# my pics



## nogrille (Oct 27, 2005)

http://www.flickr.com/photos/paul_simmons/sets/72157634536558422/


----------



## Derekh929 (Aug 28, 2011)

Thanks some nice pics


----------



## nogrille (Oct 27, 2005)

cheers


----------



## D4 UNC (Jul 6, 2012)

Great photos, thanks for getting the back end of my bm 
What camera and lens were you using?


----------



## nogrille (Oct 27, 2005)

canon 20d with the 17-85 kit lens. nothing special...


----------



## kartman (Aug 2, 2012)

Great pics and one of my mini


----------



## DJ X-Ray (Sep 2, 2012)

Nice shots :thumb: i bet the Britemax stall was popular


----------



## gally (May 25, 2008)

Thanks for the shots mate. Some lovely cars.


----------



## SteveTDCi (Feb 8, 2006)

I like the Mk1 escort and the Puma, i really couldn't be bothered to go this year despite living 10 miles away, still pictures always help show what i missed


----------



## SamC (Jan 27, 2013)

thanks for the one's of my montana green mk2, shame my wheels weren't ready for this weekend, and the rear dent from airport carpark doh! awesome photos tho bud! that m3 inside tho offffffffffffttttttttt


----------



## Z4-35i (Jun 12, 2012)

Great set of pictures, unfortunately I couldn't make it this year, the MK1 Escort is lovely :thumb:


----------



## WHIZZER (Oct 25, 2005)

great pics


----------



## nogrille (Oct 27, 2005)

thanks again everyone. My flickr stats have hit an all time high!


----------



## Johnnyopolis (Oct 25, 2005)

Thanks for sharing the pics Paul :thumb:


----------



## The-Patriot (May 3, 2013)

Great pictures of a great day!
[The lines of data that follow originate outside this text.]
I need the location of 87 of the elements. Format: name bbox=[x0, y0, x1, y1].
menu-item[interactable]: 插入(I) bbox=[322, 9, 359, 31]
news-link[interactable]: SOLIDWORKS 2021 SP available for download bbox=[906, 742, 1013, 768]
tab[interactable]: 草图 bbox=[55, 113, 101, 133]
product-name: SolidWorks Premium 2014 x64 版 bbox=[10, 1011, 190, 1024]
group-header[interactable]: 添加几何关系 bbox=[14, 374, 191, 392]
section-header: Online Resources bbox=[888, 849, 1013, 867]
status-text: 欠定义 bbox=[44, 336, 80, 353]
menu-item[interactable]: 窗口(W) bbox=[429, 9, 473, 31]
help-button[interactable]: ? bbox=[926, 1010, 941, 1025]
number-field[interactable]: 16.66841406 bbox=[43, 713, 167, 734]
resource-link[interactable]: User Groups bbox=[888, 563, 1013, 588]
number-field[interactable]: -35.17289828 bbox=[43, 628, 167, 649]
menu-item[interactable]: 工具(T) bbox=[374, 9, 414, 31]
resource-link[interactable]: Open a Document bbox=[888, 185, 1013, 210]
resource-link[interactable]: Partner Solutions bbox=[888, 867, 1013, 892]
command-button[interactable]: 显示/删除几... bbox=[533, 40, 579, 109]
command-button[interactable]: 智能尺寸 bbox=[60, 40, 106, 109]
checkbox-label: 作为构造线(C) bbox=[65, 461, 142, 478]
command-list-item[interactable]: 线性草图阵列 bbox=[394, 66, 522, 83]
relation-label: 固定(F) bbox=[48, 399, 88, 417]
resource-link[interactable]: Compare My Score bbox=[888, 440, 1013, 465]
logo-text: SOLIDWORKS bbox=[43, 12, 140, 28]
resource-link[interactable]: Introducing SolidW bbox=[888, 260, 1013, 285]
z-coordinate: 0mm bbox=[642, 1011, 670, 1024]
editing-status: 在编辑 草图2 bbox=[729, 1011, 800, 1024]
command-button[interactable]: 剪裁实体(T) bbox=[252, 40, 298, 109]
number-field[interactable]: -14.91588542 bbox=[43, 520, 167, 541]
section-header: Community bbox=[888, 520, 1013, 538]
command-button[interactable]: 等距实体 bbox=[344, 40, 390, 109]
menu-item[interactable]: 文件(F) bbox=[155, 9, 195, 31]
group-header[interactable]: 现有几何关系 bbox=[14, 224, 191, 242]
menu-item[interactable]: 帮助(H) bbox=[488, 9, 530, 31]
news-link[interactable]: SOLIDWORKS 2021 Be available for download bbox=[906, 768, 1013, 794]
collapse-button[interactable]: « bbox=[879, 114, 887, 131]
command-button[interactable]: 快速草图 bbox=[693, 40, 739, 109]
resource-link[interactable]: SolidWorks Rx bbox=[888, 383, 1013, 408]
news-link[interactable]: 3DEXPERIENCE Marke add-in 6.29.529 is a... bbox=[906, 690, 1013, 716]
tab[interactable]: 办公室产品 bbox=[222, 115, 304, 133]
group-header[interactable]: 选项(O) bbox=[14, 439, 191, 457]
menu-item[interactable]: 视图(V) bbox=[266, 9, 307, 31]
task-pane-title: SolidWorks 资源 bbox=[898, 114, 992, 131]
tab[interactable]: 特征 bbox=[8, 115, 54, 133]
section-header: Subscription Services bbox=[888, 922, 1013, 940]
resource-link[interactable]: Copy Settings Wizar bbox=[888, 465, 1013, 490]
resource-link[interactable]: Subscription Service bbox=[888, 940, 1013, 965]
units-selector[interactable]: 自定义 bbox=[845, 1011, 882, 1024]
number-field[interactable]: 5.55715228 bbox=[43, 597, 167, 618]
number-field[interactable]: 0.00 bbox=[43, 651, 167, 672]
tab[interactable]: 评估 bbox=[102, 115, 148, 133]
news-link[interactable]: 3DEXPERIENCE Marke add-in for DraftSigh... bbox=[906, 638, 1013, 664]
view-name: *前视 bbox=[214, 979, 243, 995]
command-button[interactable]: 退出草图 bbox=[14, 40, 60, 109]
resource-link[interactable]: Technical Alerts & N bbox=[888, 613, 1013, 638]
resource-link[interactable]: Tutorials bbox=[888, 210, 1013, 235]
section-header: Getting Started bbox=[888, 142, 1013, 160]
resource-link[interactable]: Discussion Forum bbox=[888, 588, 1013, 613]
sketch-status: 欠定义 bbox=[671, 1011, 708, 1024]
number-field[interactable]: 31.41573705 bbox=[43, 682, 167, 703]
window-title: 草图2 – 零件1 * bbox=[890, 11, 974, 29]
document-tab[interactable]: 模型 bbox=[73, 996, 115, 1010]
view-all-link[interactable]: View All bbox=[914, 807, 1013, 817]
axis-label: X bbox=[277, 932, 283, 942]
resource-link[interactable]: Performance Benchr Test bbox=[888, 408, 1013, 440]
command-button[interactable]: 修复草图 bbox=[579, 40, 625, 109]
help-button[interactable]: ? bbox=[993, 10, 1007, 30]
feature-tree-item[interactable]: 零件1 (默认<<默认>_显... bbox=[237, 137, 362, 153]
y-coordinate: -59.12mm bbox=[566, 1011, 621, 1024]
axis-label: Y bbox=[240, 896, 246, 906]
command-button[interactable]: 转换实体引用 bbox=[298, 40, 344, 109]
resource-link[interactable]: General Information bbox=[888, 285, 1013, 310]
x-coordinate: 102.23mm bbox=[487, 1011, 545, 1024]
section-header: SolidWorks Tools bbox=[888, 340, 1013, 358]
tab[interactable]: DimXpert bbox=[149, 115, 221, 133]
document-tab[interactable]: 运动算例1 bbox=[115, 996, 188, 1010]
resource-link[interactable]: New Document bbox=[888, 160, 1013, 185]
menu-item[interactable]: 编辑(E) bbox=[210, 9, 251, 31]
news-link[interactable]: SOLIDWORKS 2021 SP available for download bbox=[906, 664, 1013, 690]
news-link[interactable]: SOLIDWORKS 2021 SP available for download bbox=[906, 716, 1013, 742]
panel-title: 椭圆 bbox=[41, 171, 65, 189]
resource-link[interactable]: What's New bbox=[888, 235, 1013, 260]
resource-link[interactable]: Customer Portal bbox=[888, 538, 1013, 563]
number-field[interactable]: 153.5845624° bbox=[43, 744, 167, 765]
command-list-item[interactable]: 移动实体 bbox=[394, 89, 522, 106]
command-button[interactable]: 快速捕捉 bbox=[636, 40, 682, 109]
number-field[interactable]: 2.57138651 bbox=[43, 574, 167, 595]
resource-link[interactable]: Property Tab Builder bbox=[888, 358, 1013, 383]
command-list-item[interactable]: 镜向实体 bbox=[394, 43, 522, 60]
Role on the next Waxstock!


----------



## cypukas (Aug 24, 2012)

Who were those two guys who detailed a BMW?


----------



## H.R.I.P (Mar 18, 2008)

Thanks for sharing


----------



## JasonPD (Jan 8, 2010)

cypukas said:


> Who were those two guys who detailed a BMW?


That was me from Privilege Detail and Dave from Ideal Valeting and Detailing. Was a busy day as we were judging the speed detailing as well and the heat made it a sweaty detail!


----------



## JasonPD (Jan 8, 2010)

Cool pics btw, thanks for sharing


----------